Path = (@__DIR__) * "/" * name_model * ".engee"
if name_model in [m.name for m in engee.get_all_models()] # Checking the condition for loading a model into the kernel
model = engee.open( name_model ) # Open the model
model_output = engee.run( model, verbose=true ); # Launch the model
else
model = engee.load( Path, force=true ) # Upload a model
model_output = engee.run( model, verbose=true ); # Launch the model
engee.close( name_model, force=true ); # Close the model
end
sleep(1)
Let's visualize the results of our model and summarize the results.
println("SNR: $snr dB")
println()
ber = ((collect(BER)).value)[end]
println("Total bits: $(Int(ber[3]))")
println("Number of errors: $(Int(ber[2]))")
println("BER: $(round(ber[1], digits=2))")
inp = plot(framestyle=:none, grid=false, title = "Entrance")
heatmap!( 1:S[2], 1:S[1], permutedims(inp_img, (2, 1)), colorbar=false)
sim_img = imrotate(colorview(Gray, ((collect(img_FM))[3,:].value)), deg2rad(-90))
sim = plot(framestyle=:none, grid=false, title = "Exit")
heatmap!( 1:size(sim_img, 2), 1:size(sim_img, 1), permutedims(sim_img, (2, 1)), colorbar=false)
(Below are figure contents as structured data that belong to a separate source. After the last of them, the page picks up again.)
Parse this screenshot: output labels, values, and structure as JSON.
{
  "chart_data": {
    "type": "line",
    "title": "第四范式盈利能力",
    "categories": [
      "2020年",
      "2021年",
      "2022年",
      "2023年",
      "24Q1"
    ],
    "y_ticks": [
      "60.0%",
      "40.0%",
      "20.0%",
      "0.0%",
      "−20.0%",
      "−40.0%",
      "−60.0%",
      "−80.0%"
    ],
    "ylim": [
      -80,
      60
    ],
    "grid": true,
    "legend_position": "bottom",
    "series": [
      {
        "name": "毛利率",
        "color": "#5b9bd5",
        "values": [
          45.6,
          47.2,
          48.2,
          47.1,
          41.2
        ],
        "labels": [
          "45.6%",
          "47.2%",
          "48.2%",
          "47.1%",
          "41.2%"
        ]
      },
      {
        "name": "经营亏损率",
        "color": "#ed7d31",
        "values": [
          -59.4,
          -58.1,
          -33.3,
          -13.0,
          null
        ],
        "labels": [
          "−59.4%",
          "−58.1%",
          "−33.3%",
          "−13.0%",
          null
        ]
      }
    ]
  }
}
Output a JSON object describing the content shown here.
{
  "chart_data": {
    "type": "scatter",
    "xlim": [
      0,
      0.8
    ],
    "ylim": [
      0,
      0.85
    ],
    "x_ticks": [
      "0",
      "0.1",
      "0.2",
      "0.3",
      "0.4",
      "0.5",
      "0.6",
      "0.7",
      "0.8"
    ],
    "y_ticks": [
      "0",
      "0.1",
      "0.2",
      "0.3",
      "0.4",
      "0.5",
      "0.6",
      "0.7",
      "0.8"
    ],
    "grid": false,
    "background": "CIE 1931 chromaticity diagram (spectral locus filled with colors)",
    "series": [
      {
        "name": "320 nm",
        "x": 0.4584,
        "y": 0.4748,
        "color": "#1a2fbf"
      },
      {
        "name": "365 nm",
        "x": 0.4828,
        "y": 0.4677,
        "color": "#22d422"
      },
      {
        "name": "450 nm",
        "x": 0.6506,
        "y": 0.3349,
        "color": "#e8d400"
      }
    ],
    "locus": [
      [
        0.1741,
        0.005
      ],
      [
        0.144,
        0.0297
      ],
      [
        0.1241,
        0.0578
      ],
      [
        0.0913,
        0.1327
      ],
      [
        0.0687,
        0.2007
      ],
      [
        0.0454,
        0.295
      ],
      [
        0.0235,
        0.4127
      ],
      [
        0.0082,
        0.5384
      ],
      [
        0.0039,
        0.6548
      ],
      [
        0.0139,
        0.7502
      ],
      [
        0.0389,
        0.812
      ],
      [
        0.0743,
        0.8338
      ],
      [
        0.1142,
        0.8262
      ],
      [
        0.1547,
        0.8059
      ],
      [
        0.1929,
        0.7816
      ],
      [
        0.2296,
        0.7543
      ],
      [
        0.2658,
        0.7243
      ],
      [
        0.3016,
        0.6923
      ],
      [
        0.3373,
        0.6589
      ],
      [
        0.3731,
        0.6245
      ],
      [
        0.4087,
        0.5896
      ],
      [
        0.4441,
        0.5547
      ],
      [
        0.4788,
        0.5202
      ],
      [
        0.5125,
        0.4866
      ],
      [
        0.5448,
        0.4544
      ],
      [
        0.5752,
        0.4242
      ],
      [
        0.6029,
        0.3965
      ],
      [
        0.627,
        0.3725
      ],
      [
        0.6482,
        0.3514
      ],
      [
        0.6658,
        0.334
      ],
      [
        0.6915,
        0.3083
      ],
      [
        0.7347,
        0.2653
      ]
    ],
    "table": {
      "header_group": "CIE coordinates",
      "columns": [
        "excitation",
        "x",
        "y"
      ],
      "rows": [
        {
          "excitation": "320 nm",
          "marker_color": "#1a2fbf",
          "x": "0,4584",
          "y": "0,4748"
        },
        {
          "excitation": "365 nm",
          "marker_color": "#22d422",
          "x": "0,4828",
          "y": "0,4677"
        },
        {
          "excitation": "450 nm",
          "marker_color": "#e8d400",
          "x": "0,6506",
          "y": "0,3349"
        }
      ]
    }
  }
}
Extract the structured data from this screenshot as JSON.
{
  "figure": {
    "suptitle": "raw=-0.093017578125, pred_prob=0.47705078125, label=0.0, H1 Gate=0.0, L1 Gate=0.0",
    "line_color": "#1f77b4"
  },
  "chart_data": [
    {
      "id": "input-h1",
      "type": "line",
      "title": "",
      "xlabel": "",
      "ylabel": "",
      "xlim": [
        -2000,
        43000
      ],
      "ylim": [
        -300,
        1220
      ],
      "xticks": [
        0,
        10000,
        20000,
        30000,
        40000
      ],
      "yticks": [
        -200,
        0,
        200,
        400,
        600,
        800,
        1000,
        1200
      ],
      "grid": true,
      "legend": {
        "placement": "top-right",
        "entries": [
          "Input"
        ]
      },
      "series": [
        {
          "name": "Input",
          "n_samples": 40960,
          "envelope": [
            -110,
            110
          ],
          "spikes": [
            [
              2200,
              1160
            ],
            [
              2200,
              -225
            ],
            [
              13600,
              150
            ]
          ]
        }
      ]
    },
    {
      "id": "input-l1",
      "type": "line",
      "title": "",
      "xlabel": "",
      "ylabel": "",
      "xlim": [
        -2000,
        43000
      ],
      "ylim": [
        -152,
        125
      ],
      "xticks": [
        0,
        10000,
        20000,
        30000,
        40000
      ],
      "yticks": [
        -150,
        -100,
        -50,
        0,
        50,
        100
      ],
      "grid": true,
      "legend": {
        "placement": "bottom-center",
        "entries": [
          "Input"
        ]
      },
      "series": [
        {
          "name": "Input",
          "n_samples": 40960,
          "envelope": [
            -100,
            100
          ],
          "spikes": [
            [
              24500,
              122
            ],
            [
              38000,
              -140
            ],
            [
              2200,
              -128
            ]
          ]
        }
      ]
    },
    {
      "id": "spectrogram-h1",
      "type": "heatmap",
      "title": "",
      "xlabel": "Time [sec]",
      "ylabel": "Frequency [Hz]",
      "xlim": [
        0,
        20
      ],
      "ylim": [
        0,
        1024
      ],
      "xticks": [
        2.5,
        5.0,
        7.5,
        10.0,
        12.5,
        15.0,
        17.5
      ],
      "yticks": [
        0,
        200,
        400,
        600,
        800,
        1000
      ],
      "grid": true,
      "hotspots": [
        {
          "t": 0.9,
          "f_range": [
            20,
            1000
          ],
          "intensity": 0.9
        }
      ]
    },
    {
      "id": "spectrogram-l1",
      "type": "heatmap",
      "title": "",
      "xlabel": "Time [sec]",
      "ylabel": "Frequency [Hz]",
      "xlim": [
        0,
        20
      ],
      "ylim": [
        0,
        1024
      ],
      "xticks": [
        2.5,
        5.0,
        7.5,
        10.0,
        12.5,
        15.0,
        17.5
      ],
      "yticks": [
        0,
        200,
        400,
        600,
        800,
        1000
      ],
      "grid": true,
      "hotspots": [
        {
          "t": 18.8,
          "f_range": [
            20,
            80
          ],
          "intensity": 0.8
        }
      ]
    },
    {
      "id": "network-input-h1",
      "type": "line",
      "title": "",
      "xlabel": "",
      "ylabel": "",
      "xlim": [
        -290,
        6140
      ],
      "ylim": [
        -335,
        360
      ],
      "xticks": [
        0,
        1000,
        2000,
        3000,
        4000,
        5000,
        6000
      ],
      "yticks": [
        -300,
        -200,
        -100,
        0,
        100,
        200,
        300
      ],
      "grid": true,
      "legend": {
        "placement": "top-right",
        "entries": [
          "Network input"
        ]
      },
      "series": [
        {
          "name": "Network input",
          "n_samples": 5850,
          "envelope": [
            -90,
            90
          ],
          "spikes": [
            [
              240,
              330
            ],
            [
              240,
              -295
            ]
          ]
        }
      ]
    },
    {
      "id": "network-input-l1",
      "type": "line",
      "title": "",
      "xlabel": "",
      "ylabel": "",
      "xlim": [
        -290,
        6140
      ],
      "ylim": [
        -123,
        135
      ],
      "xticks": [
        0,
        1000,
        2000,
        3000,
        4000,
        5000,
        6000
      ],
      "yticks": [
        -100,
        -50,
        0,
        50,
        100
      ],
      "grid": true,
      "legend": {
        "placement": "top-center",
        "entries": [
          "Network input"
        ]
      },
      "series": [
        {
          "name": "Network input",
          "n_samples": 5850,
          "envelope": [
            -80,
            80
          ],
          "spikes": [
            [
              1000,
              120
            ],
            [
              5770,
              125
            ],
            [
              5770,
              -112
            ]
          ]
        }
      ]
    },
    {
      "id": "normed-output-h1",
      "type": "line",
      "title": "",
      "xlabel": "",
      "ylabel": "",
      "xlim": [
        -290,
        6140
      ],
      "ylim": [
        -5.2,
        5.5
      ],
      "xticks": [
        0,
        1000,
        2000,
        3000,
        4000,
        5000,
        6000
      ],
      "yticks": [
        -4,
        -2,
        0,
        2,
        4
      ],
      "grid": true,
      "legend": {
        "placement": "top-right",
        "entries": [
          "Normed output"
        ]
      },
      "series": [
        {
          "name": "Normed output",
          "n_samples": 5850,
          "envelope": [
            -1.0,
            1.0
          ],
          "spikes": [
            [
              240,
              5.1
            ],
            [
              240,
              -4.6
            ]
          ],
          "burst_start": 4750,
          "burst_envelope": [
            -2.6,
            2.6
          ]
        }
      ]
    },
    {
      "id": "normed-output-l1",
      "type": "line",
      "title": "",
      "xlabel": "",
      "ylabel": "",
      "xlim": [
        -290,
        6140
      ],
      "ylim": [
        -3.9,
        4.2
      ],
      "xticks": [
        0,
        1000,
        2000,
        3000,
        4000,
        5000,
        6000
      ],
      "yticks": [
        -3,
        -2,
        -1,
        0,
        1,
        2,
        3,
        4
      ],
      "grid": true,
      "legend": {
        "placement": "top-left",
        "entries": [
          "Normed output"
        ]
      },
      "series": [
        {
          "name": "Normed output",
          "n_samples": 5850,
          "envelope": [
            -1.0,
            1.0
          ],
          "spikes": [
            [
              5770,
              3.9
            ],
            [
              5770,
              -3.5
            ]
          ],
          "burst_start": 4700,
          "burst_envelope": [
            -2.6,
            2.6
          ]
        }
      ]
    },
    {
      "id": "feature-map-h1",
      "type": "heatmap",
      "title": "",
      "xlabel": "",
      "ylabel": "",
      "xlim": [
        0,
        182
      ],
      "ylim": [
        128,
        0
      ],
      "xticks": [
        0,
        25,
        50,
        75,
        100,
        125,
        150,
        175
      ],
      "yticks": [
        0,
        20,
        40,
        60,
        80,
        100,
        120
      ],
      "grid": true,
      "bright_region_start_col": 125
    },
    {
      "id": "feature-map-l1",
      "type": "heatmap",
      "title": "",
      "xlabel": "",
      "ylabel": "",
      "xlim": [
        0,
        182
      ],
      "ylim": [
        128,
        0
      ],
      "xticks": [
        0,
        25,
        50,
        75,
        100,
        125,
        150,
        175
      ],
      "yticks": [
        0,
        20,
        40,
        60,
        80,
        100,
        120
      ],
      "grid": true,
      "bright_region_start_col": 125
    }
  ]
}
sim_error = (collect(error_sim)).value
Average_error = round(sum(abs.(sim_error))/length(sim_error)*100, digits=2)
err = plot(sim_error, title = "The average error is $Average_error % ")
plot(plot(inp, sim), err, layout = grid(2, 1, heights=[0.7, 0.3]), legend=false)
As can be seen from the simulation results, we get good BER values at the output. If we take a closer look at the interleaving and scrambling settings, we can get an even better picture quality. For these purposes, you are provided with a second script SSTV_test. There is no superfluous description in it, but only the code of this project is given.
Conclusion
In this example, we examined the modeling capabilities of the slow-scan television-based image transmission protocol in Engee, and also explored many tools that allow us to perform such projects in Engee. As you can see from our example, Engee has all the necessary functions and tools for these models, and they work correctly.